Saṃsāra in Nikāya Buddhism[edit | edit source]
Whereas in Hinduism some being (ātman, jīva, etc.) is regarded as being subject to Saṃsāra, Buddhism was founded on a rejection (anatta) of such metaphysical substances, and originally accounts for the process of rebirth/reincarnation by appeal to phenomenological or psychological constituents. Later schools of Buddhism such as the Pudgalavāda, however, re-introduce the concept of a "person" which transmigrates. The basic idea that there is a cycle of birth and rebirth is, however, not questioned in early Buddhism and its successors, and neither is, generally, the concept that saṃsāra is a negative condition to be abated through religious practice concluding in the achievement of final nirvāṇa.

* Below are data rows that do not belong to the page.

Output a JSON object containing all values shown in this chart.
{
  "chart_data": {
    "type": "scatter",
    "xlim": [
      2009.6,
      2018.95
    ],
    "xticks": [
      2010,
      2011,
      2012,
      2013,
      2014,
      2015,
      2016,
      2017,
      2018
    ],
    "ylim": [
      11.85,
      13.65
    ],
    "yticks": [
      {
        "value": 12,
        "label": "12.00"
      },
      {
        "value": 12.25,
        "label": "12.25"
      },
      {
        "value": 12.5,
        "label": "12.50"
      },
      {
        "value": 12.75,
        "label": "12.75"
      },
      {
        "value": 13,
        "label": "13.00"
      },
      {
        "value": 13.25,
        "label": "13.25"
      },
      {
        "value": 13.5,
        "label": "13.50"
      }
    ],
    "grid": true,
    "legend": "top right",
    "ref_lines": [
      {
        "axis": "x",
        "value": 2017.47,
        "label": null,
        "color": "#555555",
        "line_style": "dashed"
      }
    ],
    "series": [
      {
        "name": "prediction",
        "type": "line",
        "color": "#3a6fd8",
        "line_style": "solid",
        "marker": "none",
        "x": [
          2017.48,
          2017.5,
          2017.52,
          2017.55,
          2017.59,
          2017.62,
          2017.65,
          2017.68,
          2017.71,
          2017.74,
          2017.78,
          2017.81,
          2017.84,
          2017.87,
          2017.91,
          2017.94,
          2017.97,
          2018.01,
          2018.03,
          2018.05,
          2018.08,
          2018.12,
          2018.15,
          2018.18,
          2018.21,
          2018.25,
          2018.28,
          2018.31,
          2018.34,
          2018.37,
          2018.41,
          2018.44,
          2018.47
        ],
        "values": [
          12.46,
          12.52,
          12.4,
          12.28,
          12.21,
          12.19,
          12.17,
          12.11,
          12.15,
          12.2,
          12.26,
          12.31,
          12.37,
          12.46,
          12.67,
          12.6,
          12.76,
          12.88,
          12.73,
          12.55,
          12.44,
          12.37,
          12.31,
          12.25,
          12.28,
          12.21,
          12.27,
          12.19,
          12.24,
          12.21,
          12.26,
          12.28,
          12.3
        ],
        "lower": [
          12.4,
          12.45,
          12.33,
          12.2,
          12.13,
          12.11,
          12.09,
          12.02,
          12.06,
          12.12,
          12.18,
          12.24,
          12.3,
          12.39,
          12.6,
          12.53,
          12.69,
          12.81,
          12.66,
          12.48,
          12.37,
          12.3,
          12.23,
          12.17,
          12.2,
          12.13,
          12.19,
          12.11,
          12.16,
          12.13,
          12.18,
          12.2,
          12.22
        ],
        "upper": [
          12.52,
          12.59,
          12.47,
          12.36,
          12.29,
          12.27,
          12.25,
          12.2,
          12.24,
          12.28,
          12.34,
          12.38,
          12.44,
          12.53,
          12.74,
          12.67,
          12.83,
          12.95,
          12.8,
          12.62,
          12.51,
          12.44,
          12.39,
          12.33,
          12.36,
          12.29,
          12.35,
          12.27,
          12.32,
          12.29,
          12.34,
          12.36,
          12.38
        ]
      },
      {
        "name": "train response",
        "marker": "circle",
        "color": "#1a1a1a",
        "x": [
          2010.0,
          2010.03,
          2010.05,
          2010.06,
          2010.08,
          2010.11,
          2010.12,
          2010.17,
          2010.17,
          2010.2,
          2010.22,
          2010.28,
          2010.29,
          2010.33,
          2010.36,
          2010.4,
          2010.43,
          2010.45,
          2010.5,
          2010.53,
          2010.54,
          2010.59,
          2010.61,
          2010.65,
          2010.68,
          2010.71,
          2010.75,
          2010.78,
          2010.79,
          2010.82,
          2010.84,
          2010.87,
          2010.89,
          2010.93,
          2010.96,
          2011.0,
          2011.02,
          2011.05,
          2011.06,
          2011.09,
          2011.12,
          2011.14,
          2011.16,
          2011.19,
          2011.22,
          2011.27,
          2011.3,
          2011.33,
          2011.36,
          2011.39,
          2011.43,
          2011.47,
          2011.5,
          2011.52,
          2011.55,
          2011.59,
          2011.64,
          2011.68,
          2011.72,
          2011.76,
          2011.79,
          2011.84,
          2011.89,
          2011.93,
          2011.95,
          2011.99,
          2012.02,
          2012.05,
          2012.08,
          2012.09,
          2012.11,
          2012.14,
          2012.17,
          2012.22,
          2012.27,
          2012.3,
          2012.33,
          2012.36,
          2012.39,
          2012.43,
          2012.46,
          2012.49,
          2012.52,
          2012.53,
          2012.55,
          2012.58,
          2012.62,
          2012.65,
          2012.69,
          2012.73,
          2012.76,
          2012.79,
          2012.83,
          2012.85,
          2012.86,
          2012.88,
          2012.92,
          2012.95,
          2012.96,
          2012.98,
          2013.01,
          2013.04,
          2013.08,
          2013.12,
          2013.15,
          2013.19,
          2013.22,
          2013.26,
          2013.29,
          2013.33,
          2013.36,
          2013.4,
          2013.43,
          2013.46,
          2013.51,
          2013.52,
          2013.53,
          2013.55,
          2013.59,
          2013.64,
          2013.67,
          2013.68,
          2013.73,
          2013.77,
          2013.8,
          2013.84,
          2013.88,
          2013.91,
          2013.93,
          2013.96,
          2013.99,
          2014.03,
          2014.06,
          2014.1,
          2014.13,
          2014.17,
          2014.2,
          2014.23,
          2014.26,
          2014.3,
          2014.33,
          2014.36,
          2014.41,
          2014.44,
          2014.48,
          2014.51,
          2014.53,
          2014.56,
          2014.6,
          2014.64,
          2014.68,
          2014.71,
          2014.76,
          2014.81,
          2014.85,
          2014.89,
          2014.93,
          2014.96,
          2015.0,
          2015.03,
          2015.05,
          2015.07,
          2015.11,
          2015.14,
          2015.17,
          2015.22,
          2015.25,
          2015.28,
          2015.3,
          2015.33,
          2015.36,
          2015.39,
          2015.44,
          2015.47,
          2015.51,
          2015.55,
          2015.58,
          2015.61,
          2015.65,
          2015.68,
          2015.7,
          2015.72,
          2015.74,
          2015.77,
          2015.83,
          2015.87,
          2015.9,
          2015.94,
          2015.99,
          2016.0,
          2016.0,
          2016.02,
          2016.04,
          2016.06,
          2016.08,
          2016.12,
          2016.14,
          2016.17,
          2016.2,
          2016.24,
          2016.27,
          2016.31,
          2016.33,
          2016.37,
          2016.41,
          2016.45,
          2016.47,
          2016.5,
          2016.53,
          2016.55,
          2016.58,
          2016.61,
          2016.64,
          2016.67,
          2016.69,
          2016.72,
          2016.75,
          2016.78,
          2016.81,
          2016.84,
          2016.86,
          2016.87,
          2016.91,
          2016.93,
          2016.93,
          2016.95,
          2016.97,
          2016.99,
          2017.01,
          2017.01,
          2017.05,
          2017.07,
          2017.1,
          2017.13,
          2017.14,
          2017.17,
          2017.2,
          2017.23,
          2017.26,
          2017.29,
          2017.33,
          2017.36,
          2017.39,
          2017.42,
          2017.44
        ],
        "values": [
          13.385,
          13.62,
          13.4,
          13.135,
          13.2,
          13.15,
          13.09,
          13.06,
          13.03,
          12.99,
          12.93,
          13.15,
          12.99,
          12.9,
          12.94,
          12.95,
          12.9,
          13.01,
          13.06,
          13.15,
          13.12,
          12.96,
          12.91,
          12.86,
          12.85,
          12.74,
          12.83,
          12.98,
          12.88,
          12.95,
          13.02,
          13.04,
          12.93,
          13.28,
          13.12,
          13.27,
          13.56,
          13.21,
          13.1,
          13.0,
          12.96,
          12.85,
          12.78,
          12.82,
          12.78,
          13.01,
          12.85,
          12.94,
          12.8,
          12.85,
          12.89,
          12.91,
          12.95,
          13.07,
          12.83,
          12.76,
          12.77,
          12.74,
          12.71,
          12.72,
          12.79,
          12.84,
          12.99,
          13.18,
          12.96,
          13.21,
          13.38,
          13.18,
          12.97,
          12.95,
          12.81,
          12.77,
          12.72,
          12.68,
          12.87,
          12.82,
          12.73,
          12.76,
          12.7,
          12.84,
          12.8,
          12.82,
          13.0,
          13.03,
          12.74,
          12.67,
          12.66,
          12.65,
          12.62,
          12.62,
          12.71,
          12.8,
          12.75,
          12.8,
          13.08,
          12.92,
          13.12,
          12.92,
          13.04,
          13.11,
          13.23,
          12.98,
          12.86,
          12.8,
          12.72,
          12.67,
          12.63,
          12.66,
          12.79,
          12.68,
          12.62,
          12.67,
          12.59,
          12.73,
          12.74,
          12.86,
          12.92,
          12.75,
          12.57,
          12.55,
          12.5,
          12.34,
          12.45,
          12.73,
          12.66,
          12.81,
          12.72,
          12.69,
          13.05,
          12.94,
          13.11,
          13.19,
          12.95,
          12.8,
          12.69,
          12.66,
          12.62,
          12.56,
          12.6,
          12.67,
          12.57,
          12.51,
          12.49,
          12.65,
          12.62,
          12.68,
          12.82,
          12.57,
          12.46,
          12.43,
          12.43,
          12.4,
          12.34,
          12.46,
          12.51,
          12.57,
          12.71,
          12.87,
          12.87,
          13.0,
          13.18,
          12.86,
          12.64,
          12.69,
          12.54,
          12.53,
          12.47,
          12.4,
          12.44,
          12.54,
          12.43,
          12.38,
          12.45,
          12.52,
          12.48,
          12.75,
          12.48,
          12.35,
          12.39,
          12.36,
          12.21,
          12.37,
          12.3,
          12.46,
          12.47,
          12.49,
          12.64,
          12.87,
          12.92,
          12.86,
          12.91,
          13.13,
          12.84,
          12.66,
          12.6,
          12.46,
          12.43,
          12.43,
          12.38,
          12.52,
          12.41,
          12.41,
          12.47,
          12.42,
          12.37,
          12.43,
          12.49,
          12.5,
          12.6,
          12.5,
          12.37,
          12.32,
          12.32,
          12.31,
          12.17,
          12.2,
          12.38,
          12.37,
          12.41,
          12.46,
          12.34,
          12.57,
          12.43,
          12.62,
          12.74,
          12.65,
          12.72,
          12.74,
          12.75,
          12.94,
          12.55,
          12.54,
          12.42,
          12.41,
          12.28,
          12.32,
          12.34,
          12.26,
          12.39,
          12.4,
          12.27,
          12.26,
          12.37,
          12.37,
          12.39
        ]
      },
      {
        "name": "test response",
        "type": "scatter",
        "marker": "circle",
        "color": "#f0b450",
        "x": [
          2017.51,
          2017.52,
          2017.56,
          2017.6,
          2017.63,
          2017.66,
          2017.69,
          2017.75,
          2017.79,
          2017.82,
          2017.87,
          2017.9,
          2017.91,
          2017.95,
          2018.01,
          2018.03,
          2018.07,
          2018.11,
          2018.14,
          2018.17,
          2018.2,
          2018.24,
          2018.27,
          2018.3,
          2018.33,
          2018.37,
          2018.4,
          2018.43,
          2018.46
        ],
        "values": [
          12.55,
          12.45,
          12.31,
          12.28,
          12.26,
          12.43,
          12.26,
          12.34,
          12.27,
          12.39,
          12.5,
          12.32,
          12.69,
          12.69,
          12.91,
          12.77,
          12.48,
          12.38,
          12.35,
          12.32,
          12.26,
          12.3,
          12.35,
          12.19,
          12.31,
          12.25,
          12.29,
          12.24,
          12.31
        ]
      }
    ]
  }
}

Saṃsāra in Mahāyāna Buddhism[edit | edit source]
According to several strands of the Mahāyāna Buddhist tradition, the division of saṃsāra and nirvāṇa is attacked using an argument that extends some of the basic premises of anātman and of Buddha's attack on orthodox accounts of existence. This is found poetically in the "Perfection of Wisdom" literature and more analytically in the philosophy of Nāgārjuna and later writers. It is not entirely clear which aspects of this theoretical move were developed first in the sutras and which in the philosophical tradition.
Saṃsāra in Tibetan Buddhism[edit | edit source]
Saṃsāra is uncontrollably recurring rebirth, filled with suffering and problems (according to Kālacakra tantra as explained by Dr. A. Berzin). In this sense, Samsara may be translated "Wheel of Suffering."